The tri-specific 2-7-10-40-11-11 molecular coverage was evaluated based on the individual and combined RBD buried surface area (BSA) of Ab specificities exhibited by their three-dimensional (3D) structures. Human embryonic kidney (HEK) 293T-ACE2 cells and Vero E6 cells were used for cell culture experiments, and genes encoding human apoferritin fusions, fragment antigen-binding regions (Fabs), fragment crystallizable regions (Fcs), and IgGs were expressed in the HEK 293F cells. The protein fractions were purified by chromatography, and flow cytometry (FC) analysis was performed.

Results

The Ab-like molecule cores were homogeneous. Neutralization potency MB improvements translated into improved in vivo immune protection at doses 30x lower than the corresponding IgGs. MBs potently neutralized SARS-CoV-2 variants by utilizing combined avidity, and several mAbs could be amalgamated into one MB molecule (with 62 contact residues) to neutralize sarbecoviruses other than SARS-CoV-2.

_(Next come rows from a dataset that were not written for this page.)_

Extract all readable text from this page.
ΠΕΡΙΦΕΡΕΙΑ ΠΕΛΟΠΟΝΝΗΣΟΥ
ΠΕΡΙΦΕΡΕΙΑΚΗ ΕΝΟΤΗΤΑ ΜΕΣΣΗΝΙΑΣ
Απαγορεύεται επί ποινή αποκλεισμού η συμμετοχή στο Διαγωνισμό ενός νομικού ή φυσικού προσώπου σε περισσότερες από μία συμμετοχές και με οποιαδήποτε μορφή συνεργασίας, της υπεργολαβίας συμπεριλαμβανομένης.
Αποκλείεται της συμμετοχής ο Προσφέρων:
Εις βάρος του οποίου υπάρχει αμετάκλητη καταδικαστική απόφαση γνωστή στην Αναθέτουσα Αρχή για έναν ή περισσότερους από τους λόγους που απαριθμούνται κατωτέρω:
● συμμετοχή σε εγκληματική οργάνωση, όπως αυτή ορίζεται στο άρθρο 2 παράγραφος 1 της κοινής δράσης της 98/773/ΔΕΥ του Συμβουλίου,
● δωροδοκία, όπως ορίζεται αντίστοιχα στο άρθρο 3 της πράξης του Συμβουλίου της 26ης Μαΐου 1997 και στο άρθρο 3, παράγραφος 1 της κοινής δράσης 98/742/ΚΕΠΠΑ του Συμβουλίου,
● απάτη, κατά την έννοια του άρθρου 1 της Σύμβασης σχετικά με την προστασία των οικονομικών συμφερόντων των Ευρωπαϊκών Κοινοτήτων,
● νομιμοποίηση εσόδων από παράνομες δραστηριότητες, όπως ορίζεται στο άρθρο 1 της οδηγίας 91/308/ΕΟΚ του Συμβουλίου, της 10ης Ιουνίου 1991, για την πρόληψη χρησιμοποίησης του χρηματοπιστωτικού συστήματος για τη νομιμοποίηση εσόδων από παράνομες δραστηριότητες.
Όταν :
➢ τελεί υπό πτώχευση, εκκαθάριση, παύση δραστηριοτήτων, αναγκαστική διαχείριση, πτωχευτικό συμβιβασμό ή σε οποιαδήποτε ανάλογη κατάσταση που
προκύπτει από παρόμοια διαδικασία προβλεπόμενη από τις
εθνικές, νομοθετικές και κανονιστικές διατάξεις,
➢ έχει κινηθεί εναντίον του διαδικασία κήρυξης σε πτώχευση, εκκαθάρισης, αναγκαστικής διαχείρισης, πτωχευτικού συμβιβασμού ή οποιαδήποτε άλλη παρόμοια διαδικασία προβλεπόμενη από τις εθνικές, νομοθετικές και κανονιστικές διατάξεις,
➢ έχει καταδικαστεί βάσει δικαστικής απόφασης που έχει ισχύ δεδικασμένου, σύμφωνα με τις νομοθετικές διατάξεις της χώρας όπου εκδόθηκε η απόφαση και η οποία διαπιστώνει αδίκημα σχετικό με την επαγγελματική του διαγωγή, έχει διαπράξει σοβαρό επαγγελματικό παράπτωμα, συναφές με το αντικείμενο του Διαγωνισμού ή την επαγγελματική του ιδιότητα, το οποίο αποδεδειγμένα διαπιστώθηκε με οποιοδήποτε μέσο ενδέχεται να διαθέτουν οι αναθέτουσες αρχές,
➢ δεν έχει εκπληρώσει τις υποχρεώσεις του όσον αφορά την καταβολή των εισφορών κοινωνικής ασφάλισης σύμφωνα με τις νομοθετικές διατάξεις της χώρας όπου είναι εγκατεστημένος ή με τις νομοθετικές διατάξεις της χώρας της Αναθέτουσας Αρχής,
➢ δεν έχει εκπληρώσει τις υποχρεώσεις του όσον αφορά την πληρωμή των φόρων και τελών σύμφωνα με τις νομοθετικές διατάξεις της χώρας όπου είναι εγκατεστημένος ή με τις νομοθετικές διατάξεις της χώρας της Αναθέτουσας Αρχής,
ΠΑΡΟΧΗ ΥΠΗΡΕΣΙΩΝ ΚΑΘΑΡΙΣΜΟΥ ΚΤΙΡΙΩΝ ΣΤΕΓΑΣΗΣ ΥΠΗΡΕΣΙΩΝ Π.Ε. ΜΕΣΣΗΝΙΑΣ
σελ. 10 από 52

The apoferritin MB scaffold resembled the human apoferritin light chain. The tri-specific MB (TMB) half-maximal inhibitory concentration (IC₅₀) value was 0.0002 μg/mL, 1000-fold higher than the IgG cocktail. IgG4 Ab cocktail and the TMB were bound to murine and human FcRn but not to FcgRs. The TMB conferred significantly higher protection (60% survival) than the IgG4 Ab cocktail.

Five mAbs (80, 52, 80, 11-11, 10-40 and 2-36) showed 100% breadth with an IC50 cut-off value of five μg/mL. However, when using an IC₅₀ cut-off value of 0.01 μg/mL, only 11-11 and 10-40 neutralized two VOCs. On the contrary, when used as mono-specific MBs, three mAb specificities (2-7, 80, and 52) attained 100% neutralization breadth using the same cut-off value.

The mAb 80 inhibited SARS-CoV-2 by preventing the receptor binding motif (RBM) interaction with ACE2, and the mAb's heavy chain and T478 and S477 residues were primarily responsible for the host-viral interactions. The residues were mutated in VOCs, reducing the Ab binding, which was increased by MB. Likewise, mutations reduced SARS-CoV-2 VOC and other sarbecovirus neutralization by mAbs 2-7, 10-40, and 11-11 incorporated into the tri-specific molecule, which was restored by the higher BSA covering-MB.

Overall, the study findings showed that by targeting three incompletely overlapping functional RBD epitopes and via neutralization potency gains by avidity, the tri-specific 2-7-10-40-11-11 MB provided proof-of-concept for broad, resilient, and potent pan-sarbecovirus neutralization as one molecule.

*Important notice: bioRxiv publishes preliminary scientific reports that are not peer-reviewed and, therefore, should not be regarded as conclusive, guide clinical practice/health-related behavior, or treated as established information.